Each Notify object tracks the set of un-notified Watchers via calls to complete_watcher(). Once the remaining set is empty or the timeout expires (cb, registered in init()) a notify completion is sent to the client.
A watch may be in one of 5 states:
On disk, but not registered with an object context.
Disconnected, callback registered with timer
Disconnected, callback in queue for scrub or is_degraded
Case 2 occurs between when an OSD goes active and the ObjectContext for an object with watchers is loaded into memory due to an access. During Case 2, no state is registered for the watch. Case 2 transitions to Case 4 in PrimaryLogPG::populate_obc_watchers() during PrimaryLogPG::find_object_context.
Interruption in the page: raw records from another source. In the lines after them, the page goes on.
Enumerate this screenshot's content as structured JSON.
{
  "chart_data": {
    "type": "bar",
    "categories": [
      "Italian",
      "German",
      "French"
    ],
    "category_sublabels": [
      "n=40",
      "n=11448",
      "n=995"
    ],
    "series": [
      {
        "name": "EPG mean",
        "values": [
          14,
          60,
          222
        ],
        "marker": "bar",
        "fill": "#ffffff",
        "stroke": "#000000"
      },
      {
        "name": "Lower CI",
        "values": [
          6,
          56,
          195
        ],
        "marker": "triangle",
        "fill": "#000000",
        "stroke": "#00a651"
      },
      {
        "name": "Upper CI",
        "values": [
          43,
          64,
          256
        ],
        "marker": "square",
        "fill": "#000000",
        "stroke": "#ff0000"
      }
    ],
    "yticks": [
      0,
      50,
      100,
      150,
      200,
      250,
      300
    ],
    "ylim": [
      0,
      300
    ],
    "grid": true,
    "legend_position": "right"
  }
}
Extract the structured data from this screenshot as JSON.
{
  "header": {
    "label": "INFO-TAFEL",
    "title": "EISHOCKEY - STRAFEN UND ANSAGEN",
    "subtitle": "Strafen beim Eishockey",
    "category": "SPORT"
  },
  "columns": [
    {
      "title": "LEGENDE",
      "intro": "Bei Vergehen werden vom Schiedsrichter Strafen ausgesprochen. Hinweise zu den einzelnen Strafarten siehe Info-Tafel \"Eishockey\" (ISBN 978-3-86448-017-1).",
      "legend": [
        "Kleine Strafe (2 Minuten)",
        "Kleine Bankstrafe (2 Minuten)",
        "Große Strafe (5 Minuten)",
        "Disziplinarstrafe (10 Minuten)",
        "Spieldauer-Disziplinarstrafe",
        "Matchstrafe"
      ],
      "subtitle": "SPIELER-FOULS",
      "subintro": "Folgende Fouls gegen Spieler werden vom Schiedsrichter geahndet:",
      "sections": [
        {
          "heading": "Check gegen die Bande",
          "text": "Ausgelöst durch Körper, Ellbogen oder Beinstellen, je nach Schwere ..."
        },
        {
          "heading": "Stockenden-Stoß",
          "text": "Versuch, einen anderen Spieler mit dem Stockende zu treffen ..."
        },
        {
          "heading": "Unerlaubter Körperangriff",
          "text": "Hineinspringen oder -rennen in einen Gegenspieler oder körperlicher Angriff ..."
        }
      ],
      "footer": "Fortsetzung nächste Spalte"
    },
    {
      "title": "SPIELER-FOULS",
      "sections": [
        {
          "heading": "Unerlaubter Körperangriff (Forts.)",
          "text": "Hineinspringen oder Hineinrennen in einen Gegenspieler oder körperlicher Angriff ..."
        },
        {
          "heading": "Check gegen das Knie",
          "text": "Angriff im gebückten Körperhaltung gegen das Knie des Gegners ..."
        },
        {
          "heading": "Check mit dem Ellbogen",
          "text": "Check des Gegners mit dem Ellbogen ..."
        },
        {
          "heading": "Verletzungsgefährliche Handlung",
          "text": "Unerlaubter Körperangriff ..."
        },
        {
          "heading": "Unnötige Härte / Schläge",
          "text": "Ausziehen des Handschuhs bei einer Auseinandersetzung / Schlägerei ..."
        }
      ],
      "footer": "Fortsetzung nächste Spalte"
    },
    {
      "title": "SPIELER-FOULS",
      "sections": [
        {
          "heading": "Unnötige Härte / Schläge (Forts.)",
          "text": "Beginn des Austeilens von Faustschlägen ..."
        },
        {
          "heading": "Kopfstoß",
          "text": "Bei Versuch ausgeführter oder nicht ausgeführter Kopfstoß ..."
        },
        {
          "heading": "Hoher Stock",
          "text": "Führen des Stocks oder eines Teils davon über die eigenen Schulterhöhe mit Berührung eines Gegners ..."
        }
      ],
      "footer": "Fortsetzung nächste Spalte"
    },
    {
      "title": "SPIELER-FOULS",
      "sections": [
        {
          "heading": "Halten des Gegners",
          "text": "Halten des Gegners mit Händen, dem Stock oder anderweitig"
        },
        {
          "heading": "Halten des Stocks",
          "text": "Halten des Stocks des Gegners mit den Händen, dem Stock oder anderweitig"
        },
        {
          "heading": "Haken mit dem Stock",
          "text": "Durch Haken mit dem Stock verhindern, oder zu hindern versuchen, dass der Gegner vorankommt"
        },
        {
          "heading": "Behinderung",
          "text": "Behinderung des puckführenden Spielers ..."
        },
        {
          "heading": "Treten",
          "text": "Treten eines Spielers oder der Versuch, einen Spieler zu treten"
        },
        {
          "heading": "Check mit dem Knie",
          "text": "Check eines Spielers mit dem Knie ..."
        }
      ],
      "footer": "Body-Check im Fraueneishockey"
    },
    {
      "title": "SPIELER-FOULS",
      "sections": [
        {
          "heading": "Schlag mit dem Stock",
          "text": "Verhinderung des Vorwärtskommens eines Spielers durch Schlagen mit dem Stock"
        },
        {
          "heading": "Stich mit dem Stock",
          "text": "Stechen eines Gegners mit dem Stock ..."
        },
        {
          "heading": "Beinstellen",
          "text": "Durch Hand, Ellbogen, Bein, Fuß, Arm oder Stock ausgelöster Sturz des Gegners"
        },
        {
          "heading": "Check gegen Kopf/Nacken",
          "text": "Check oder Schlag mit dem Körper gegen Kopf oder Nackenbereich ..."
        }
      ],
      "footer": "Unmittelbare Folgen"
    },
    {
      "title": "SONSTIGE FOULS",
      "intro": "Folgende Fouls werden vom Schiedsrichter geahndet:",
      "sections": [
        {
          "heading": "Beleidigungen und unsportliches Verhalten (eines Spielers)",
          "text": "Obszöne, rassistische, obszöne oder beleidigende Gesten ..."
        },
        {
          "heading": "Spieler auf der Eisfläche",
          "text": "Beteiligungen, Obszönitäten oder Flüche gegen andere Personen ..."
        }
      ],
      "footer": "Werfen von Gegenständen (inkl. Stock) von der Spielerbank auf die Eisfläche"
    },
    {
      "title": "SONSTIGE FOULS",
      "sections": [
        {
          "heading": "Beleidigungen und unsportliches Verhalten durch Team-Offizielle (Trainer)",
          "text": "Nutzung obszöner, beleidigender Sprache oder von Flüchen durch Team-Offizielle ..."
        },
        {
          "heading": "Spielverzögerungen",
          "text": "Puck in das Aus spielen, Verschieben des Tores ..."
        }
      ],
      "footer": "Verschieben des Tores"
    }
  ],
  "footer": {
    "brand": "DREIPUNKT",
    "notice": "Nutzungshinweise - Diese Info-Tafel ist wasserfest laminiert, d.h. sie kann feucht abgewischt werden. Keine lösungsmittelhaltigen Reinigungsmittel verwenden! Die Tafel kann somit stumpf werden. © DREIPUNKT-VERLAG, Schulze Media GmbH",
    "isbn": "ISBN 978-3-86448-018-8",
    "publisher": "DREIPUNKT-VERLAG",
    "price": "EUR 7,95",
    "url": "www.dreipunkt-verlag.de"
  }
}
Case 1 becomes case 3 via OSD::do_osd_op_effects due to a watch operation. Case 4,5 become case 3 in the same way. Case 3 becomes case 4 when the connection resets on a watcher’s session.
Cases 4&5 can use some explanation. Normally, when a Watch enters Case 4, a callback is registered with the OSDService::watch_timer to be called at timeout expiration. At the time that the callback is called, however, the pg might be in a state where it cannot write to the object in order to remove the watch (i.e., during a scrub or while the object is degraded). In that case, we use Watch::get_delayed_cb() to generate another Context for use from the callbacks_for_degraded_object and Scrubber::callbacks lists. In either case, Watch::unregister_cb() does the right thing (SafeTimer::cancel_event() is harmless for contexts not registered with the timer).
The notify timeout is simpler: a timeout callback is registered when the notify is init()’d. If all watchers ack notifies before the timeout occurs, the timeout is canceled and the client is notified of the notify completion. Otherwise, the timeout fires, the Notify object pings each Watch via cancel_notify to remove itself, and sends the notify completion to the client early.